利用面向對象思想，實現算法在內存上的實例化及持久化。即一次模型加載，多次請求調用。

class ocr_infer_class(threading.Thread):

    def __init__(self, input_queue, output_queue):
        super().__init__()
        logger.info("Model Init Start ...")
        # YOLO Needed
        self.yolo_model_def = os.path.join("../config", "yolov3.cfg")
        self.yolo_weights_path = os.path.join("../checkpoints", "yolo.pth")

        # OCR Needed
        self.ocr_weights_path = os.path.join("../checkpoints", "ocr.h5")

        # 初始化隊列
        self.input_queue = input_queue
        self.output_queue = output_queue

        # allow growth
        config = tf.ConfigProto()
        config.gpu_options.allow_growth = True
        self.graph = tf.get_default_graph()
        self.sess = tf.Session(config=config)

        # 初始化模型並加載權重
        self.yolo_init()
        # 初始化OCR
        self.ocr_init()

    def yolo_init(self):
        # load model
        logger.info("YOLO Init Success ...")

    def ocr_init(self):
        with self.graph.as_default():
            with self.sess.as_default():
            	# load model
        logger.info("OCR Init Success ...")

Thread+Queue

利用thread和queue實現請求監聽

# 接收端
# 循環監聽input_queue，一旦有數據就執行推理動作
def run(self):
    while True:
        try:
            data = self.input_queue.get(True, 2000)  # 監聽獲取input_queue中的數據
            except queue.Empty as e:  # 沒有數據
                logger.info('waiting for request...')
                else:
                    # 獲取數據后進行推理
                    image = data[0]
                    image_name = data[1]
		
                    # 推理代碼
                    result = self.get_detect_result(image, image_name,
                                                    height=image.shape[0], width=image.shape[1])
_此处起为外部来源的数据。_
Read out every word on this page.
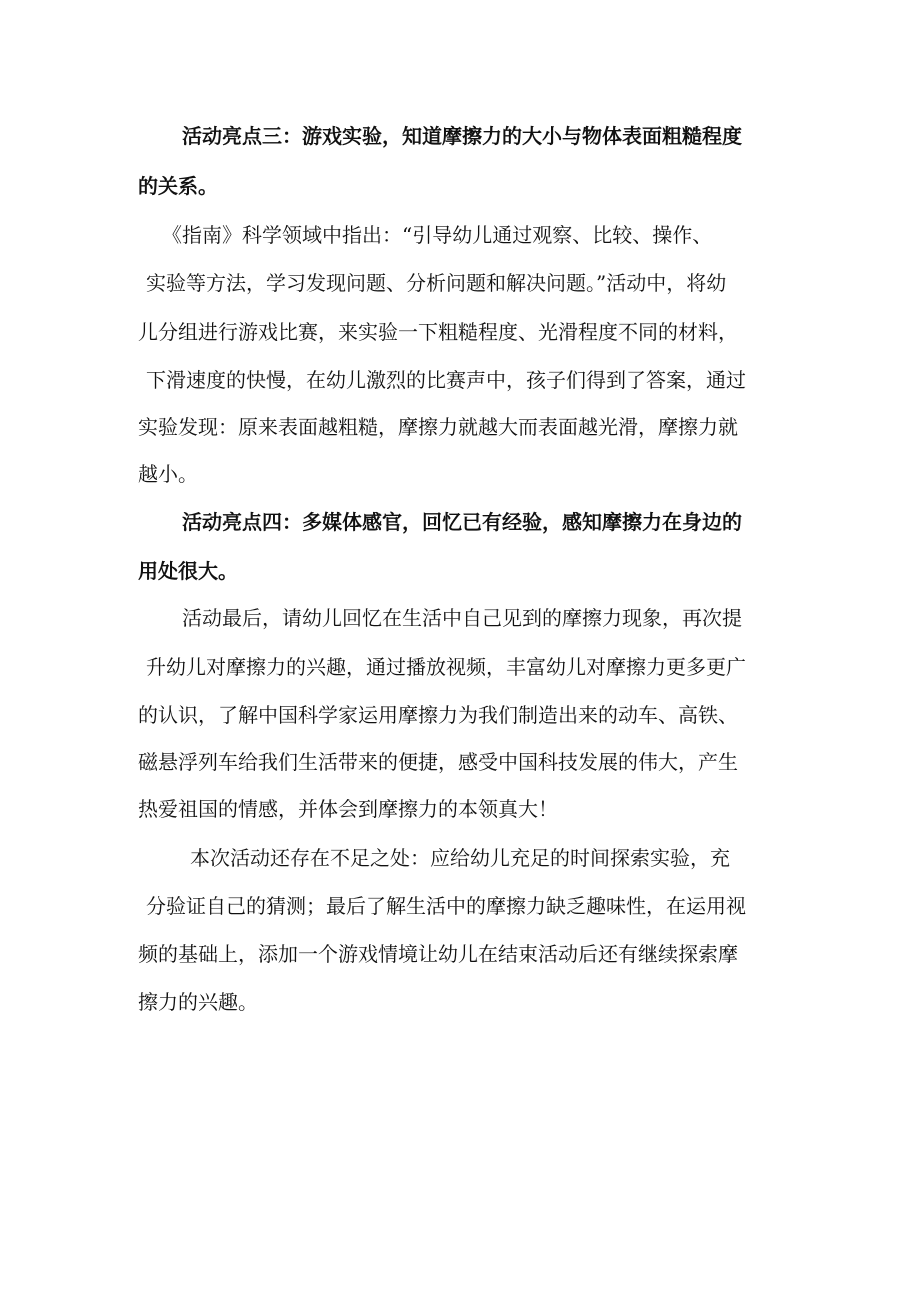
活动亮点三：游戏实验，知道摩擦力的大小与物体表面粗糙程度
的关系。
《指南》科学领域中指出：“引导幼儿通过观察、比较、操作、
实验等方法，学习发现问题、分析问题和解决问题。”活动中，将幼
儿分组进行游戏比赛，来实验一下粗糙程度、光滑程度不同的材料，
下滑速度的快慢，在幼儿激烈的比赛声中，孩子们得到了答案，通过
实验发现：原来表面越粗糙，摩擦力就越大而表面越光滑，摩擦力就
越小。
活动亮点四：多媒体感官，回忆已有经验，感知摩擦力在身边的
用处很大。
活动最后，请幼儿回忆在生活中自己见到的摩擦力现象，再次提
升幼儿对摩擦力的兴趣，通过播放视频，丰富幼儿对摩擦力更多更广
的认识，了解中国科学家运用摩擦力为我们制造出来的动车、高铁、
磁悬浮列车给我们生活带来的便捷，感受中国科技发展的伟大，产生
热爱祖国的情感，并体会到摩擦力的本领真大！
本次活动还存在不足之处：应给幼儿充足的时间探索实验，充
分验证自己的猜测；最后了解生活中的摩擦力缺乏趣味性，在运用视
频的基础上，添加一个游戏情境让幼儿在结束活动后还有继续探索摩
擦力的兴趣。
                    # 推理完畢后將結果放到output_queue中
                    self.output_queue.put(result)

#################################################################################################

# 發送端
# 將請求數據通過request拿到后，put到被監聽的queue中。
def get_result(self, image, image_name):
    # 向被監聽queue中put數據，觸發推理動作
    self.input_queue.put((image, image_name), )
    logger.info("Geting Request ...")
    # 推理完畢后會向output_queue中put數據
    res = self.output_queue.get()

    return res

一些名詞解釋

高並發

並發是OS的一個概念，指一段時間內多任務交替執行的現象。高並發泛指大流量、高請求量的業務場景；如雙十一秒殺、春運搶票

度量指標QPS、TPS、RT、並發數

QPS：Queries Per Second意思是“每秒查詢率”，服務器在規定時間內處理多少流量。

TPS：Transactions Per Second意思是“每秒事務量”。一個事務是指一個客戶機向服務器發送請求然后服務器做出反應的過程。客戶機在發送請求時開始計時，收到服務器響應后結束計時，以此來計算使用的時間和完成的事務個數。

RT： Response Time，客戶端發起請求到收到服務器響應結果的時間。直接反映了系統的快慢

並發數：系統同時能處理的請求數量，反應了系統的負載能力。

吞吐量：即承壓能力。與request對CPU、IO的消耗等等緊密關聯。單個request 對CPU消耗越高，外部系統接口、IO速度越慢，系統吞吐能力越低，反之越高。
實現高並發的手段
- 擴充硬件。更多核心更高主頻更大存儲空間更多帶寬
- 優化軟件。改進架構、應用多線程、協程、更快的數據結構等
- 架構分層、服務拆分、微服務解耦等。通過分布式集群和計算實現

高可用

通過設計減少系統不能提供服務的時間。如果一個系統能夠一直提供服務，那么這個可用性則是百分之百，如keepalived+Nginx實現的雙機熱備方法，當一台Nginx服務器宕機時，另一台頂上

高性能

程序處理速度越快，所占內存越少，cpu占用率越低，性能越高

並發與並行

並發：同時執行多個任務，但可能一個正在執行，另一個已暫停或結束。
並行：多個任務同時執行

Flask

Flask是一個同步的Web框架，可以實現簡易的web服務，但處理請求的時候是以單進程的方式，當同時訪問的人數過多時，服務就會出現阻塞的情況。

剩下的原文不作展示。